This issue of Expedition is devoted entirely to the involvement of the University Museum in Egyptology, from the 1890’s to the present, and thus provides information directly connected with the special exhibition The Search for Ancient Egypt: University Museum Excavations 1890-1979, partly funded by a N.E.H. grant of $41,000, and co-directed by Drs. David O’Connor and David Silverman of the Egyptian Section.
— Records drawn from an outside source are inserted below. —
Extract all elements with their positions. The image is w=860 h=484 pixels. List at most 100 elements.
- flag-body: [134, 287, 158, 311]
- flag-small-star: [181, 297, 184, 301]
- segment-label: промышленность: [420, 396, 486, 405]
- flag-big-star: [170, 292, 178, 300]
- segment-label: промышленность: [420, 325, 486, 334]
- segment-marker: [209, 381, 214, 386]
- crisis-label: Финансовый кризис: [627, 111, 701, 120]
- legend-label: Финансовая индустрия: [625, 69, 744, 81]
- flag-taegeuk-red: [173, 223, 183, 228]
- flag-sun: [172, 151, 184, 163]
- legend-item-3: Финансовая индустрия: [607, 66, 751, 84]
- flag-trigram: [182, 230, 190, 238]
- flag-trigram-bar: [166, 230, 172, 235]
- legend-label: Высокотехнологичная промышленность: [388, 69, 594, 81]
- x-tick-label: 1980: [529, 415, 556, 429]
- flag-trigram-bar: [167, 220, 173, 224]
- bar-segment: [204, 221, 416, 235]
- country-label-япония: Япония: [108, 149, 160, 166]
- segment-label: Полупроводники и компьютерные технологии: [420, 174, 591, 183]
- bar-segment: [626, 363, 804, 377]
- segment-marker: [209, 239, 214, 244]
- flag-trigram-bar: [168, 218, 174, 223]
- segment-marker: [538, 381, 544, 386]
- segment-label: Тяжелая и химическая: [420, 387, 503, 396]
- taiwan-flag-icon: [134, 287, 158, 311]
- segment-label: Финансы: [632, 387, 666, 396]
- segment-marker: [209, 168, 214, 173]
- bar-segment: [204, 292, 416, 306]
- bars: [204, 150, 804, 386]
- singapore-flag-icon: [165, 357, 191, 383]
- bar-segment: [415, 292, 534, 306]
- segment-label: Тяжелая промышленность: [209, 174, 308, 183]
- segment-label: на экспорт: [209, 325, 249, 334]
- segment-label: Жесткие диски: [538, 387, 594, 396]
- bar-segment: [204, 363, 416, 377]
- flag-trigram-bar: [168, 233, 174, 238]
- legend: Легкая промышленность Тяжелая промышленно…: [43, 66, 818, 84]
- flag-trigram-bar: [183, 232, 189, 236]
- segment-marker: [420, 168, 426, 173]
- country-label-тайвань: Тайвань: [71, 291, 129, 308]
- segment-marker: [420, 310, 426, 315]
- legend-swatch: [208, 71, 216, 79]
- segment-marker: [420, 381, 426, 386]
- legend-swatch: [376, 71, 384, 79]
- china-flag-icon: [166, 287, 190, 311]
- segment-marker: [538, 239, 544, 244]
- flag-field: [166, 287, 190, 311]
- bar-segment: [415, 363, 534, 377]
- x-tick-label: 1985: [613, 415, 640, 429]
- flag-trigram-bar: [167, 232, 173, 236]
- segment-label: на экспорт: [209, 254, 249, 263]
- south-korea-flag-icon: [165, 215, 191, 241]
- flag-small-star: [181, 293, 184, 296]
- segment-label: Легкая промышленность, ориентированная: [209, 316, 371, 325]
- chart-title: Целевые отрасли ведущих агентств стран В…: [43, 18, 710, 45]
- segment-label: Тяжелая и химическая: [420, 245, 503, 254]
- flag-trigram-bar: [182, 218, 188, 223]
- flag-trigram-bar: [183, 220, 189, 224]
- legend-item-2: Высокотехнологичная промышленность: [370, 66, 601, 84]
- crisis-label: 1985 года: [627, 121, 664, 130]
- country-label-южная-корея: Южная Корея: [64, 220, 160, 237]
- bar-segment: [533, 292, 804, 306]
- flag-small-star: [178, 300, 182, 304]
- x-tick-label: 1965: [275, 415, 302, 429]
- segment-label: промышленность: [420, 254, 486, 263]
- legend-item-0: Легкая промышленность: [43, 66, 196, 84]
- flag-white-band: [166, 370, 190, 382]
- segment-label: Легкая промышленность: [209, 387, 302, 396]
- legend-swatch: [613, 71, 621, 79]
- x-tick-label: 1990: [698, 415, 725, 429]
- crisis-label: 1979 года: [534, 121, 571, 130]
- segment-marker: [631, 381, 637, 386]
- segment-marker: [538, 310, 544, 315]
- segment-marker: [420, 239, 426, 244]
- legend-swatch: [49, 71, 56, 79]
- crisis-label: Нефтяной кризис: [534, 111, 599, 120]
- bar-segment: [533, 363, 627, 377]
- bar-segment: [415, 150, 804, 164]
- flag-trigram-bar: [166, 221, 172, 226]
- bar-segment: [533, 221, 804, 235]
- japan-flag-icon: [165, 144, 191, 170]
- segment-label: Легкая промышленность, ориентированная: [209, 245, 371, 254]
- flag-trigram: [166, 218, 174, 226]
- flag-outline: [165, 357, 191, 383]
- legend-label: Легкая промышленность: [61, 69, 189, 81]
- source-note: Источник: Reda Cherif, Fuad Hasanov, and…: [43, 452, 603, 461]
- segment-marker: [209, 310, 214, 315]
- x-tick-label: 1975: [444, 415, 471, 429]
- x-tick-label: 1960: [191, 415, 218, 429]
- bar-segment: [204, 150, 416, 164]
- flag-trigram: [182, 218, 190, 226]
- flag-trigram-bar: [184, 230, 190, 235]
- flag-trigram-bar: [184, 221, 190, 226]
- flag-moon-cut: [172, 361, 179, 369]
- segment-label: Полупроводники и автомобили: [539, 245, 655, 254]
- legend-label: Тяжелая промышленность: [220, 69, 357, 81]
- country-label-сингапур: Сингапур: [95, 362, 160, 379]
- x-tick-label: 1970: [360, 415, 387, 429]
This exhibition is unusual in that the University Museum’s Egyptological collections were almost all acquired directly from excavation, rather than from purchases via the saleroom. Despite the high prices that Egyptian material commands in the salerooms, the cost of conducting properly controlled scientific excavation and research is even higher. The Eckley B. Coxe, Jr. Fund was the single source of funding for the Egyptian Section of the University Museum, and its excavations, until the 1950’s. Since then, alas, progressively rising inflation has eroded the value of the Fund, and the Museum’s Egyptian Section has now entered a crucial phase. The Section’s staff has raised over $1,000,000 in United States and Canadian Government grants since the 1960’s to fund excavation (for which the Coxe Fund has long been insufficient), but now even the essential permanent core of professional Egyptologists can no longer be fully maintained by the Fund. The Section’s permanent endowment must be very substantially increased if the Museum is to remain a leader in Egyptological excavation, research and teaching, and if the heavy publication and museological responsibilities incurred during nearly a century of fieldwork are to be met.
Dr. David O’Connor and the Director of the Museum earnestly request the support and advice of the Museum’s many interested friends. It would be ironic if the present innovative presentation should prove to be the last major exhibition of scientifically excavated ancient Egyptian material that our University Museum can manage to display.